Es war so leicht sehr schwer zu werden.

An Bordsteinkanten und an nackte Zehen
flog sanft der Schaum aus Blütenregen.

Beständig zupfte eine alte ruhelose Dame
die weißen Körnchen von der roten Jacke.

Der schmale Studentenmund spricht Frauen
eigentlich niemals grundlos an, aber heute...

Du hast das alles nicht gesehen.
Du hast nichts davon bemerkt.

Aber meine wortlosen Hände stahlen Dir
die schwere Schwüle und sie trugen das

Orangenlicht hinfort in meiner unfassbaren
Handtasche, um ihn einmal vor Dir auszuleeren,
diesen Sommer-Schwebetag -

Und ich nahm den ganzen Park !




"Alte" Fassung:

Die befleckten, müden Greisenhände
warfen Bocciakugeln ins Wiesenbett.

Der nass frisierte junge Herrenkopf
sah nicht, dass der Tod im Luftgewand

Direkt vor seinen grün gefärbten Augen
und in der Flugbahn seines Speichels stand.

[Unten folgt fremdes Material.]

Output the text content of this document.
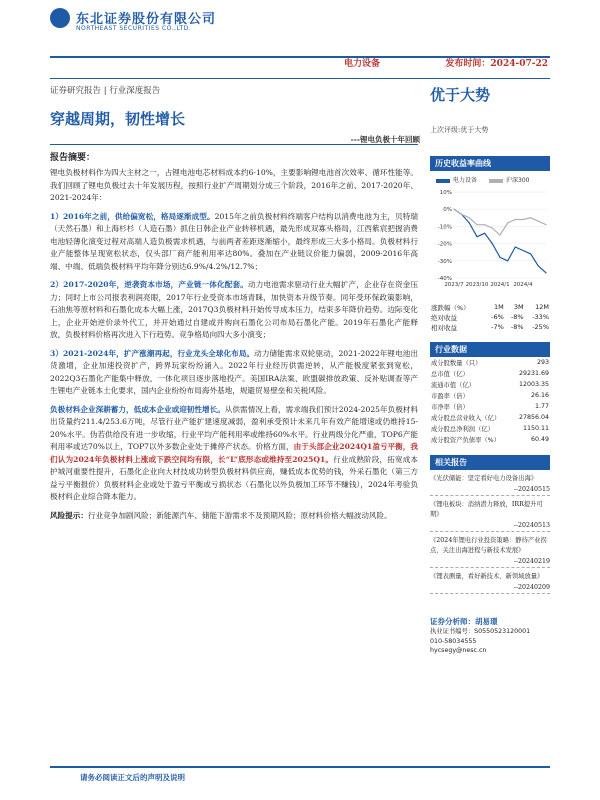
东北证券股份有限公司
NORTHEAST SECURITIES CO.,LTD.
电力设备	发布时间：2024-07-22
证券研究报告 | 行业深度报告	优于大势
穿越周期，韧性增长
上次评级:优于大势
---锂电负极十年回顾
报告摘要：

锂电负极材料作为四大主材之一，占锂电池电芯材料成本约6-10%，主要影响锂电池首次效率、循环性能等。我们回顾了锂电负极过去十年发展历程，按照行业扩产周期划分成三个阶段，2016年之前、2017-2020年、2021-2024年：

1）2016年之前，供给偏宽松，格局逐渐成型。2015年之前负极材料终端客户结构以消费电池为主，贝特瑞（天然石墨）和上海杉杉（人造石墨）抓住日韩企业产业转移机遇，最先形成双寡头格局，江西紫宸把握消费电池轻薄化演变过程对高端人造负极需求机遇，与前两者差距逐渐缩小，最终形成三大多小格局。负极材料行业产能整体呈现宽松状态，仅头部厂商产能利用率达80%。叠加在产业链议价能力偏弱，2009-2016年高端、中端、低端负极材料平均年降分别达6.9%/4.2%/12.7%；

2）2017-2020年，逆袭资本市场，产业链一体化配套。动力电池需求驱动行业大幅扩产，企业存在资金压力；同时上市公司报表利润亮眼，2017年行业受资本市场青睐，加快资本升级节奏。同年受环保政策影响，石油焦等原材料和石墨化成本大幅上涨，2017Q3负极材料开始传导成本压力，结束多年降价趋势。边际变化上，企业开始逆价录外代工，并开始通过自建或并购向石墨化公司布局石墨化产能。2019年石墨化产能释放，负极材料价格再次进入下行趋势。竞争格局向四大多小演变；

3）2021-2024年，扩产涨潮再起，行业龙头全球化布局。动力储能需求双轮驱动，2021-2022年锂电池出货激增，企业加速投资扩产，跨界玩家纷纷涌入。2022年行业经历供需逆转，从产能极度紧张到宽松，2022Q3石墨化产能集中释放，一体化项目逐步落地投产。美国IRA法案、欧盟碳排放政策、反补贴调查等产生锂电产业链本土化要求，国内企业纷纷布局海外基地，规避贸易壁垒和关税风险。

负极材料企业深耕蓄力，低成本企业或迎韧性增长。从供需情况上看，需求端我们预计2024-2025年负极材料出货量约211.4/253.6万吨，尽管行业产能扩建速度减弱，盈利承受预计未来几年有效产能增速或仍维持15-20%水平。伪若供给没有进一步收缩，行业平均产能利用率或维持60%水平。行业两级分化严重，TOP6产能利用率或达70%以上，TOP7以外多数企业处于摊停产状态。价格方面，由于头部企业2024Q1盈亏平衡，我们认为2024年负极材料上涨或下跌空间均有限，长“L”底形态或维持至2025Q1。行业成熟阶段，拓宽成本护城河重要性提升，石墨化企业向大材技成功转型负极材料供应商，赚低成本优势的钱，外采石墨化（第三方益亏平衡报价）负极材料企业或处于盈亏平衡或亏损状态（石墨化以外负极加工环节不赚钱），2024年考验负极材料企业综合降本能力。

风险提示：行业竞争加剧风险；新能源汽车、储能下游需求不及预期风险；原材料价格大幅波动风险。

历史收益率曲线
电力设备	沪深300
10%
0%
-10%
-20%
-30%
-40%
2023/7 2023/10 2024/1 2024/4
涨跌幅（%）	1M	3M	12M
绝对收益	-6%	-8%	-33%
相对收益	-7%	-8%	-25%
行业数据
成分股数量（只）	293
总市值（亿）	29231.69
流通市值（亿）	12003.35
市盈率（倍）	26.16
市净率（倍）	1.77
成分股总营业收入（亿）	27856.04
成分股总净利润（亿）	1150.11
成分股资产负债率（%）	60.49
相关报告
《光伏储能：坚定看好电力设备出海》
--20240515
《锂电板块：消纳潜力释放，IRR提升可期》
--20240513
《2024年锂电行业投资策略：静待产业拐点，关注出海进程与新技术发展》
--20240219
《锂表测量，看好新技术、新领域放量》
--20240209
证券分析师：胡易璟
执业证书编号：S0550523120001
010-58034555
hycsegy@nesc.cn
请务必阅读正文后的声明及说明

(Aber ich auf der Holzbank lächelte höhnisch.)

Die Sonne verstreute braunen Zucker
auf schimmernde Sandwege
und staubige Sandalenschritte.

Selten schlichen Kokoswolken über blaue Kräne
die sich weich und langsam hinter ihnen drehten
um heimlich schon die fernen Morgen auszuspähen.

(Es fiel so leicht sehr schwer zu werden.)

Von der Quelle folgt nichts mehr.